Corporate Governance

German Corporate Governance Code

In February 2002, the German Corporate Governance Code (hereinafter also “Code”) was adopted by the Government Commission responsible and continually updated with the goal of establishing principles for good corporate governance and bolstering trust in German companies. The Code is designed to make the German Corporate Governance system transparent and understandable. Its purpose is to promote the trust of international and national investors, customers, employees, and the general public in the management and supervision of listed German stock corporations.

SAF-HOLLAND S.A. is a Luxembourg société anonyme (S.A.) which is listed solely on a stock exchange in Germany. It is subject to Luxembourg corporate law and not German corporate law. With view to capital markets laws (transparency, insider trading, market abuse etc.) German or Luxembourg laws and regulations can apply depending on the issue at stake. Furthermore, we are not required to comply with the respective German corporate governance regulation applicable to listed German stock corporations.
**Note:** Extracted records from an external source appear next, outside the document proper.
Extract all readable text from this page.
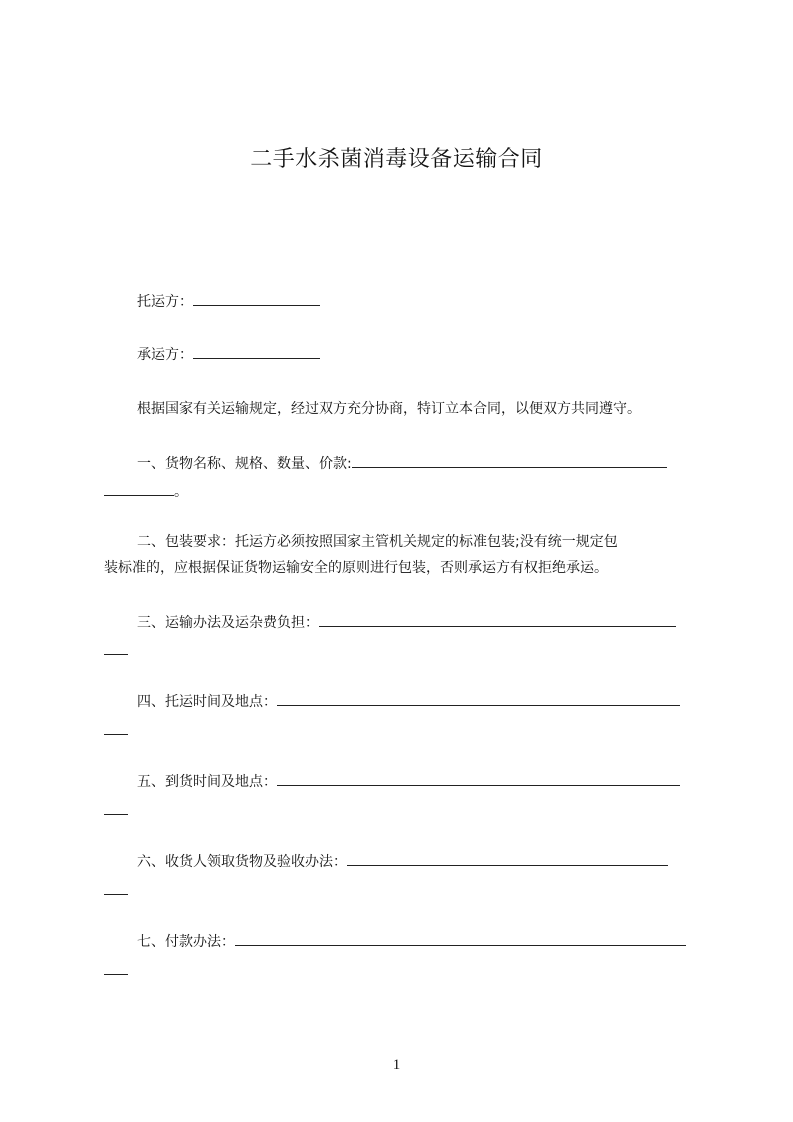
二手水杀菌消毒设备运输合同
托运方：
承运方：
根据国家有关运输规定，经过双方充分协商，特订立本合同，以便双方共同遵守。
一、货物名称、规格、数量、价款:
。
二、包装要求：托运方必须按照国家主管机关规定的标准包装;没有统一规定包
装标准的，应根据保证货物运输安全的原则进行包装，否则承运方有权拒绝承运。
三、运输办法及运杂费负担：
四、托运时间及地点：
五、到货时间及地点：
六、收货人领取货物及验收办法：
七、付款办法：
1
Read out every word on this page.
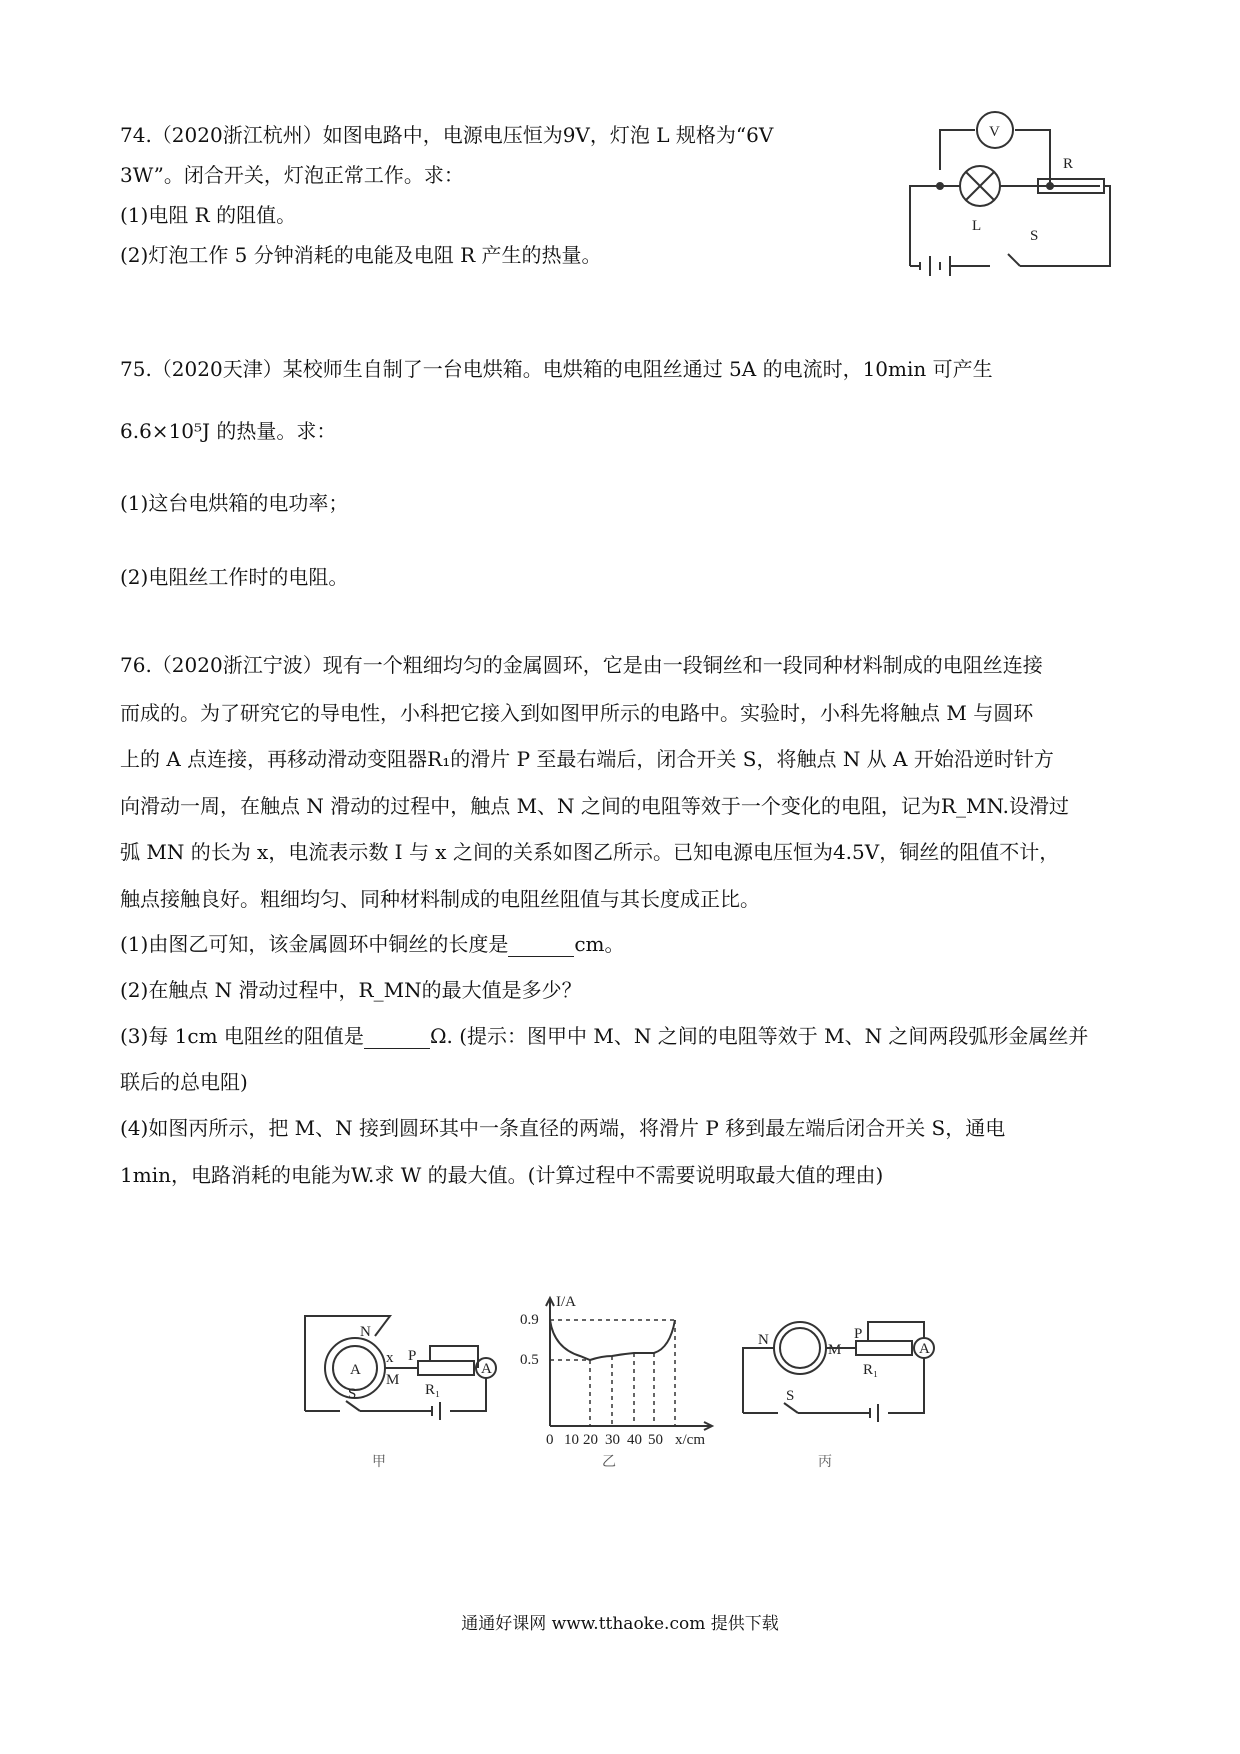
74.（2020浙江杭州）如图电路中，电源电压恒为9V，灯泡 L 规格为“6V
3W”。闭合开关，灯泡正常工作。求：
(1)电阻 R 的阻值。
(2)灯泡工作 5 分钟消耗的电能及电阻 R 产生的热量。
V
R
L
S
75.（2020天津）某校师生自制了一台电烘箱。电烘箱的电阻丝通过 5A 的电流时，10min 可产生
6.6×10⁵J 的热量。求：
(1)这台电烘箱的电功率；
(2)电阻丝工作时的电阻。
76.（2020浙江宁波）现有一个粗细均匀的金属圆环，它是由一段铜丝和一段同种材料制成的电阻丝连接
而成的。为了研究它的导电性，小科把它接入到如图甲所示的电路中。实验时，小科先将触点 M 与圆环
上的 A 点连接，再移动滑动变阻器R₁的滑片 P 至最右端后，闭合开关 S，将触点 N 从 A 开始沿逆时针方
向滑动一周，在触点 N 滑动的过程中，触点 M、N 之间的电阻等效于一个变化的电阻，记为R_MN.设滑过
弧 MN 的长为 x，电流表示数 I 与 x 之间的关系如图乙所示。已知电源电压恒为4.5V，铜丝的阻值不计，
触点接触良好。粗细均匀、同种材料制成的电阻丝阻值与其长度成正比。
(1)由图乙可知，该金属圆环中铜丝的长度是	cm。
(2)在触点 N 滑动过程中，R_MN的最大值是多少？
(3)每 1cm 电阻丝的阻值是	Ω. (提示：图甲中 M、N 之间的电阻等效于 M、N 之间两段弧形金属丝并
联后的总电阻)
(4)如图丙所示，把 M、N 接到圆环其中一条直径的两端，将滑片 P 移到最左端后闭合开关 S，通电
1min，电路消耗的电能为W.求 W 的最大值。(计算过程中不需要说明取最大值的理由)
N
A
x
M
P
R₁
A
S
甲
I/A
0.9
0.5
0 10 20 30 40 50 x/cm
乙
N
M
P
R₁
A
S
丙
通通好课网 www.tthaoke.com 提供下载
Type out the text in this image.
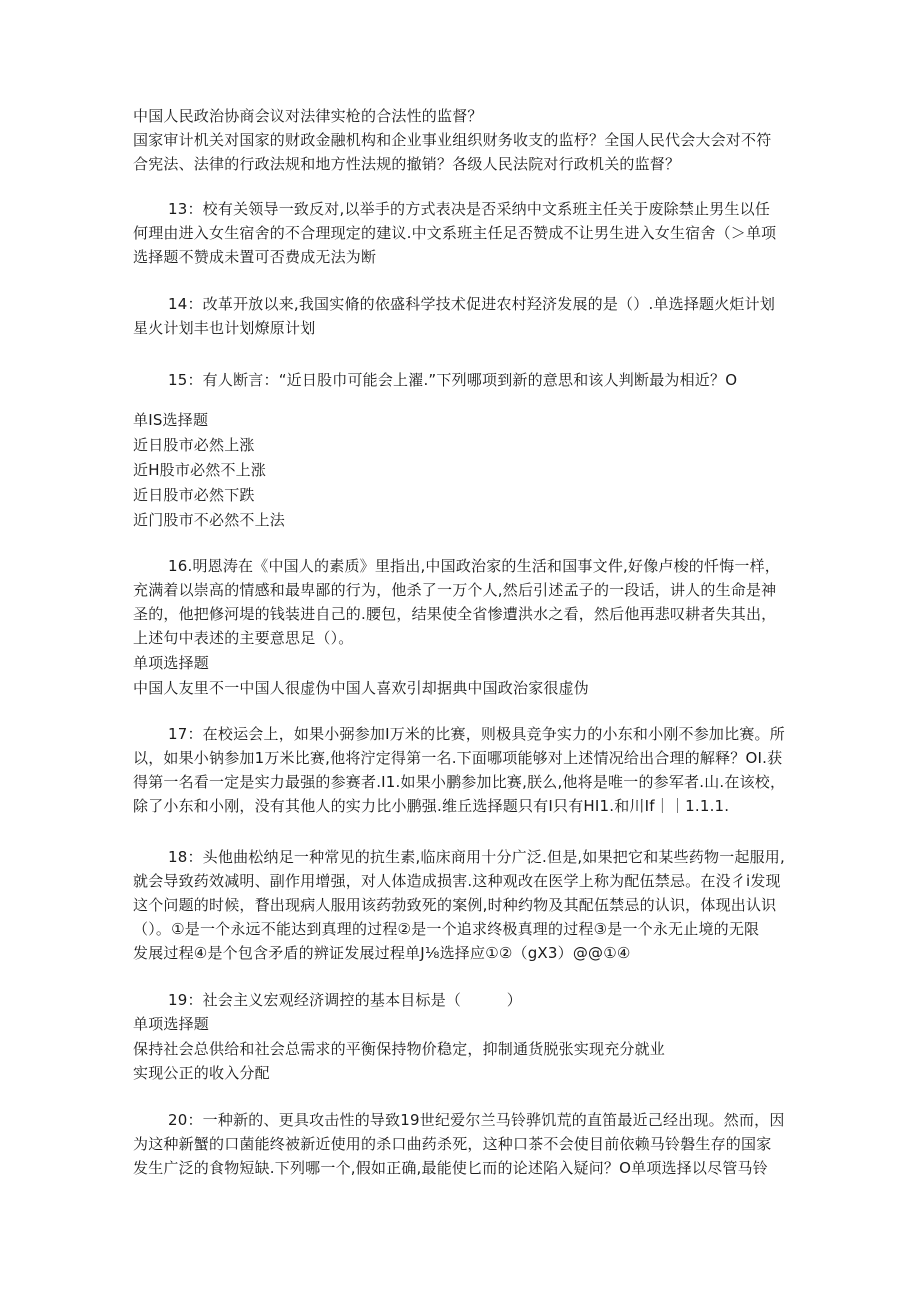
中国人民政治协商会议对法律实枪的合法性的监督？
国家审计机关对国家的财政金融机构和企业事业组织财务收支的监杼？全国人民代会大会对不符
合宪法、法律的行政法规和地方性法规的撤销？各级人民法院对行政机关的监督？
13：校有关领导一致反对,以举手的方式表决是否采纳中文系班主任关于废除禁止男生以任
何理由进入女生宿舍的不合理现定的建议.中文系班主任足否赞成不让男生进入女生宿舍（＞单项
选择题不赞成未置可否费成无法为断
14：改革开放以来,我国实脩的依盛科学技术促进农村羟济发展的是（）.单选择题火炬计划
星火计划丰也计划燎原计划
15：有人断言：“近日股巾可能会上濯.”下列哪项到新的意思和该人判断最为相近？O
单IS选择题
近日股市必然上涨
近H股市必然不上涨
近日股市必然下跌
近门股市不必然不上法
16.明恩涛在《中国人的素质》里指出,中国政治家的生活和国事文件,好像卢梭的忏悔一样，
充满着以崇高的情感和最卑鄙的行为，他杀了一万个人,然后引述孟子的一段话，讲人的生命是神
圣的，他把修河堤的钱装进自己的.腰包，结果使全省惨遭洪水之看，然后他再悲叹耕者失其出，
上述句中表述的主要意思足（）。
单项选择题
中国人友里不一中国人很虚伪中国人喜欢引却据典中国政治家很虚伪
17：在校运会上，如果小弼参加I万米的比赛，则极具竞争实力的小东和小刚不参加比赛。所
以，如果小钠参加1万米比赛,他将泞定得第一名.下面哪项能够对上述情况给出合理的解释？OI.获
得第一名看一定是实力最强的参赛者.I1.如果小鹏参加比赛,朕么,他将是唯一的参军者.山.在该校，
除了小东和小刚，没有其他人的实力比小鹏强.维丘选择题只有I只有HI1.和川If｜｜1.1.1.
18：头他曲松纳足一种常见的抗生素,临床商用十分广泛.但是,如果把它和某些药物一起服用,
就会导致药效减明、副作用增强，对人体造成损害.这种观改在医学上称为配伍禁忌。在没彳i发现
这个问题的时候，瞀出现病人服用该药勃致死的案例,时种约物及其配伍禁忌的认识，体现出认识
（）。①是一个永远不能达到真理的过程②是一个追求终极真理的过程③是一个永无止境的无限
发展过程④是个包含矛盾的辨证发展过程单J⅛选择应①②（gX3）@@①④
19：社会主义宏观经济调控的基本目标是（　　　）
单项选择题
保持社会总供给和社会总需求的平衡保持物价稳定，抑制通货脱张实现充分就业
实现公正的收入分配
20：一种新的、更具攻击性的导致19世纪爱尔兰马铃骅饥荒的直笛最近己经出现。然而，因
为这种新蟹的口菌能终被新近使用的杀口曲药杀死，这种口茶不会使目前依赖马铃磐生存的国家
发生广泛的食物短缺.下列哪一个,假如正确,最能使匕而的论述陷入疑问？O单项选择以尽管马铃
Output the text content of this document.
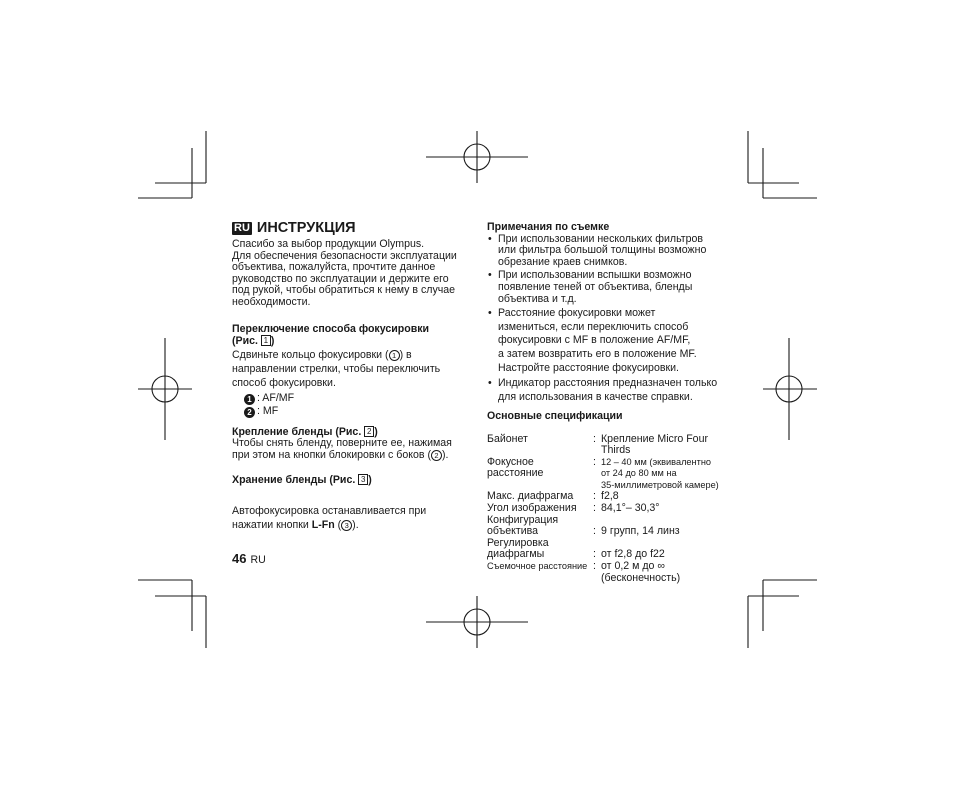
RU ИНСТРУКЦИЯ

Спасибо за выбор продукции Olympus.

Для обеспечения безопасности эксплуатации

объектива, пожалуйста, прочтите данное

руководство по эксплуатации и держите его

под рукой, чтобы обратиться к нему в случае

необходимости.

Переключение способа фокусировки
(Рис. 1 )

Сдвиньте кольцо фокусировки ( 1 ) в

направлении стрелки, чтобы переключить

способ фокусировки.

1 : AF/MF

2 : MF

Крепление бленды (Рис. 2 )

Чтобы снять бленду, поверните ее, нажимая

при этом на кнопки блокировки с боков ( 2 ).

Хранение бленды (Рис. 3 )

Автофокусировка останавливается при

нажатии кнопки L-Fn ( 3 ).

46 RU

Примечания по съемке

• При использовании нескольких фильтров
или фильтра большой толщины возможно
обрезание краев снимков.
• При использовании вспышки возможно
появление теней от объектива, бленды
объектива и т.д.
• Расстояние фокусировки может
измениться, если переключить способ
фокусировки с MF в положение AF/MF,
а затем возвратить его в положение MF.
Настройте расстояние фокусировки.
• Индикатор расстояния предназначен только
для использования в качестве справки.

Основные спецификации

Байонет	: Крепление Micro Four
Thirds
Фокусное расстояние
: 12 – 40 мм (эквивалентно
от 24 до 80 мм на
35-миллиметровой камере)
Макс. диафрагма	: f2,8
Угол изображения	: 84,1°– 30,3°
Конфигурация
объектива	: 9 групп, 14 линз
Регулировка
диафрагмы	: от f2,8 до f22
Съемочное расстояние : от 0,2 м до ∞
(бесконечность)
Nevertheless, we have decided to comply, to a certain extent, with the recommendations of the German Corporate Government Code regarding the principles of good corporate governance as SAF-HOLLAND S.A. regards the German Corporate Governance Code to be an important foundation for responsible corporate governance. However, certain recommendations will apply to our Company only to the extent that they are consistent with Luxembourg corporate law and our corporate structure. SAF-HOLLAND S.A.'s single board structure with a Board of Directors,has a one-tier structure (general meeting of shareholders and a board of directors) instead of a two-tier structure (general meeting of shareholders / supervisory board / management board). This is due to historical reasons given that the two-tier structure was not available for joint-stock companies in Luxembourg, when SAF-HOLLAND S.A. was created. Approx. 5% of all Luxembourg joint-stock companies have a two-tier structure, which is deemed to be more burdensome, cost-intensive and difficult to administer compared to a flat one-tier structure.